If you are growing in hot, dry conditions you can expect to see powdery mildew on your berries. In addition, if you are growing in dry, warm climates that typically have winter rainfall, you can also expect to see powdery mildew appear. To prevent powdery mildew, I’d recommend spraying Arber’s Bio Protectant at the time of the bloom and also 14 days after the bloom.

Insect pests can be a problem with strawberries, raspberries, and blackberries, particularly lygus bugs or tarnished plant bugs. The problem with these bugs is that they poke the berries, suck the sap, and destroy the fruit. To prevent these pests, I’d recommend spraying with Arber’s Bio Insecticide at the first sign of any adult bugs and then every 1-2 weeks to prevent any further damage to the plants.

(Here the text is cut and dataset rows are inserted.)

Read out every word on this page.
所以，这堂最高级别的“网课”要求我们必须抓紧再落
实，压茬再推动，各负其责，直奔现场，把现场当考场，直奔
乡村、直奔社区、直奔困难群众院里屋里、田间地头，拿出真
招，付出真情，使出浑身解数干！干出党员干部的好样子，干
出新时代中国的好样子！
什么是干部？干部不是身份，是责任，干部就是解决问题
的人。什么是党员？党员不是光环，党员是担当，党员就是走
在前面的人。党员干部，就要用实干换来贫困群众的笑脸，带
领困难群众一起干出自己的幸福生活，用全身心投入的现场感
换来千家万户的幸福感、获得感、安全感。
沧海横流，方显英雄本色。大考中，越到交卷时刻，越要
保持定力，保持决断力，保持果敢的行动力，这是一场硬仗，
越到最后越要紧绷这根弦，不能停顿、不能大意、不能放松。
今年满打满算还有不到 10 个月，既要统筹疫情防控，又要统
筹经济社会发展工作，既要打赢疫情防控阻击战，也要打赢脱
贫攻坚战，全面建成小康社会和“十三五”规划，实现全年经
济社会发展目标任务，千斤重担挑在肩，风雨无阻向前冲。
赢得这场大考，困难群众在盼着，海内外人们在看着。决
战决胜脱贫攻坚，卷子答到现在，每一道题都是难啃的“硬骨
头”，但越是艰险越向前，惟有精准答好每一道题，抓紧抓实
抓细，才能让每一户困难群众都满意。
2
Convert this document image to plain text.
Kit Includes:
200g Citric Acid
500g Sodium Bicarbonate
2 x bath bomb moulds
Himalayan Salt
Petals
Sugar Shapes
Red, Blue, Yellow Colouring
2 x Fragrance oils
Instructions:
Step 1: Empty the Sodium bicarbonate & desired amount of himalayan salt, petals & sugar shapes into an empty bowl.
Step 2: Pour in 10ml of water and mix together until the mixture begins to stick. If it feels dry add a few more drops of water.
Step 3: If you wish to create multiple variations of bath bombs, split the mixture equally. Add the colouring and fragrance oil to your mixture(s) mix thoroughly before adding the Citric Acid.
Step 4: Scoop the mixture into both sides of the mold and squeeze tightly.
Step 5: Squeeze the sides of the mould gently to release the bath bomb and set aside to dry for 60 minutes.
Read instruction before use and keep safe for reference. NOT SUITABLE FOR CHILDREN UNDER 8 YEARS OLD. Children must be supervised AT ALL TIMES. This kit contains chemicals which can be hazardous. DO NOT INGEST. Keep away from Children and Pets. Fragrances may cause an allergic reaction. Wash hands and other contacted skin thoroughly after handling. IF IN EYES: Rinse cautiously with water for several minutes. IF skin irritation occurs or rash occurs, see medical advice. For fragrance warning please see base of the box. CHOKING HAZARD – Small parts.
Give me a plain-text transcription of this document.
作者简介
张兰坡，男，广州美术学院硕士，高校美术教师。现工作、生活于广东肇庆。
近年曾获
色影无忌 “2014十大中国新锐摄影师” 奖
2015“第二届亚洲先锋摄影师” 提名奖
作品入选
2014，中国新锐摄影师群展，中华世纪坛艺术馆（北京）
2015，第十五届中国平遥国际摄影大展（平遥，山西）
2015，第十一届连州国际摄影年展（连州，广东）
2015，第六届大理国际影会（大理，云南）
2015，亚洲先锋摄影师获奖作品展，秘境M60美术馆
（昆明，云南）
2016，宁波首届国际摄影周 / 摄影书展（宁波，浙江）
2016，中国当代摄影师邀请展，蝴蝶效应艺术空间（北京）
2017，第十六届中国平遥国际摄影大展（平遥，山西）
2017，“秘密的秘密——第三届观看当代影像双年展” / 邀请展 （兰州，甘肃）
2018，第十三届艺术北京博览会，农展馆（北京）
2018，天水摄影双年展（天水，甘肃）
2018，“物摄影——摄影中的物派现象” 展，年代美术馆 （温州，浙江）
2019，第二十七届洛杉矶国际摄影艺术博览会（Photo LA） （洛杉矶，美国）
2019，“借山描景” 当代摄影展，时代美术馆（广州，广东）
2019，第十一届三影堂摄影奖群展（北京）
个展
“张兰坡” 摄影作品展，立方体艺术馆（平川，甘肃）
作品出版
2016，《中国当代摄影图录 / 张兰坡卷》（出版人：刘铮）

In addition to the insect pests above, spider mites are a problem for all these berries as well. To prevent spider mites, I’d recommend spraying Arber’s Bio Insecticide at the first sign of any stippling (a lot of tiny white dots) on the foliage and continue spraying every 7-14 days until you no longer see any stippling.

How can I protect my berries during the winter months?

To protect your berries during the winter months, pile hay, conifer branches, or compost over the base of the plants. With the exception of strawberries that will need to be planted every year like other annual plants, the other berries are winter hardy perennials.

What are the essential tools that are needed to successfully grow berries?

A few essential tools that are needed to successfully grow berries are pruning shears to cut back the grape vine as well as the raspberry and blackberry canes each winter.